Words cannot describe the pure sensuality of my Mistress’s kiss. Every our lips touch, and I feel her tongue tease mine, it positively puts me over the moon. Last night, there was no edging, and there certainly was no cumming, but there apparently was not to be any kissing either, because without warning, she moved to roll over while saying “good night my slave”.

This simply could not be. I protested, albeit meekly and plaintively, to which she pulled me to her and proceeded not so much kiss me, but to tease my lips in such a way that it made me hunger for more like never before.

I honestly do not know if she was planning it all along or not, but I do know that at that moment, she completely had me. She asked what I would do for a kiss from her, what I would be willing to sacrifice? I mumbled “anything” as I tried to reach her luscious lips with mine, but she held my head where it was so that she could control any contact.

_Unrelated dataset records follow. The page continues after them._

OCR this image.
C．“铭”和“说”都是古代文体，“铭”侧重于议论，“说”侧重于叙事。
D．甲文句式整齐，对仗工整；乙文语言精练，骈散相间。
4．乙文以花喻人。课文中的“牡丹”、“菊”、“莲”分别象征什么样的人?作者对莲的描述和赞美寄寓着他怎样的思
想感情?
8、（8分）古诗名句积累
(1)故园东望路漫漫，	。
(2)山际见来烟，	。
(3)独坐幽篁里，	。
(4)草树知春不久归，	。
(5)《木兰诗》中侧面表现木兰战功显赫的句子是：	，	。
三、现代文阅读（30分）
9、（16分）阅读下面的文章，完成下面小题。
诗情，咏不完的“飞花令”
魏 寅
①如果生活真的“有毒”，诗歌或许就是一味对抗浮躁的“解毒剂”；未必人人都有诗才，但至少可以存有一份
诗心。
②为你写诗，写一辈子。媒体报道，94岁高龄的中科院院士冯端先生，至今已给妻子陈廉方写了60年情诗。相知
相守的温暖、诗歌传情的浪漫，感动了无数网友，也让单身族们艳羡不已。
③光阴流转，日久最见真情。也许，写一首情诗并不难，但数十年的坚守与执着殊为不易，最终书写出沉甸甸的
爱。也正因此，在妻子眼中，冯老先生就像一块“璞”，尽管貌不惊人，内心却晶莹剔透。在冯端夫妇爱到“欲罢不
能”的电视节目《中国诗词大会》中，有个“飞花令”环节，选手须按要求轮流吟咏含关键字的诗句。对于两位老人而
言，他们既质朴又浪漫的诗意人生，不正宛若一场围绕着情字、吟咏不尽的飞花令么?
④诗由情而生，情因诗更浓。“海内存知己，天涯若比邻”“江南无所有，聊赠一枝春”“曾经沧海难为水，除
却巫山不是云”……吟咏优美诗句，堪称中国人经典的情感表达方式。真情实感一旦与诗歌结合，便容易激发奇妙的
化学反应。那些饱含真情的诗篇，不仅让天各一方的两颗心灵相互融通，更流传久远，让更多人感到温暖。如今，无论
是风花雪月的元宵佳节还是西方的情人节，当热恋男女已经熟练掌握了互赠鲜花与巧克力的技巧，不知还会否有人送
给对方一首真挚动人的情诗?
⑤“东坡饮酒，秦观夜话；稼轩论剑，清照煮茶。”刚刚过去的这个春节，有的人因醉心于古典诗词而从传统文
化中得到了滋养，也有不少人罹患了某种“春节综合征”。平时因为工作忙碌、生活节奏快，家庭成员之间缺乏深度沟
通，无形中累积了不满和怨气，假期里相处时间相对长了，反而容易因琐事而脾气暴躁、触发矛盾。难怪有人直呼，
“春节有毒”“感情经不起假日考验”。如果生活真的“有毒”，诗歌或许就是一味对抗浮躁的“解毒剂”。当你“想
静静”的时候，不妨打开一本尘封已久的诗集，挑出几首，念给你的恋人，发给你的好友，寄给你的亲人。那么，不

This increased my desire even more so.

“Will you assume the position for thirty minutes in exchange for a thirty second kiss?” she cooed. “The position” is one of her favorite forms of punishment, where I must lay naked and face down on the freezing cold master bath floor, chest in contact with the marble, hands clasped behind my back. I’m often whipped in this position, but she knows how torturous just lying there can be on the body.

I hesitated, wanting to say “yes” but as sexy as she is, the part of me that was still rational knew just how one-sided such a deal really was. She knew it too, but she also knew that I was no match her incredible powers of seduction. She then lightly glided her tongue over my lips and the deal was done. First I simply said “yes” but in a moment she had me begging for the privilege.

She couldn’t resist mind fucking me though. I was informed that the kiss might not be what I was expecting. Yes, it could be pure bliss, but it could just as easily be a tight lipped encounter that I would hate. Was I still willing to enter into such a bargain knowing this? I said “yes” because at that point I was so mesmerized that I couldn’t imagine saying otherwise.

Then came the kiss…

Oh dear Lord, how amazing is it when one is put into such a state of mind numbing seduction, and then to have every prayer answered in the space of thirty seconds. It was heaven epitomized. For a moment, time seemed to stand still, but reality soon stepped in when she withdrew and rolled over. “Remember now slave, thirty minutes, and of course you do know what the slightest hesitation will cost you, right”? By this, she meant she’d double the punishment if I made so much as a peep.

I stripped, walked into the bathroom, knelt in my usual place and slowly stretched out on the ice like floor. Forcing my chest to make contact with the tile is a bit like plunging into the ocean, with one key difference. I never really do “get used” to the coldness of that tile, it just gets colder.

Five minutes passed, then ten, then twenty. Every muscle in my body was aching from fatigue and cold. I could have lessened the torment by stretching out my arms, but to unclasp them is forbidden. She knows how hard this is too. She’s fully aware that a whipping would be much more welcome than this kind of long term torment.

Another five minutes passed and then I heard the sound that would be music to any slave’s ears. The sound of my Mistress’s breathing becoming slower and more rhythmic. She had fallen asleep. I thought  back to the beginning of our D/s relationship, just a little over 2 years earlier. I wondered then if my loving, caring wife, who literally couldn’t harm a fly, could ever treat me as harshly as the slave I needed to be. Now I had my answer.

What better evidence of caviar, selfish, dominant ownership could there be than for a woman to be so detached and uncaring about her husband’s suffering, that she can fall asleep without a care?

Oh how I adore that woman with every fiber of my soul.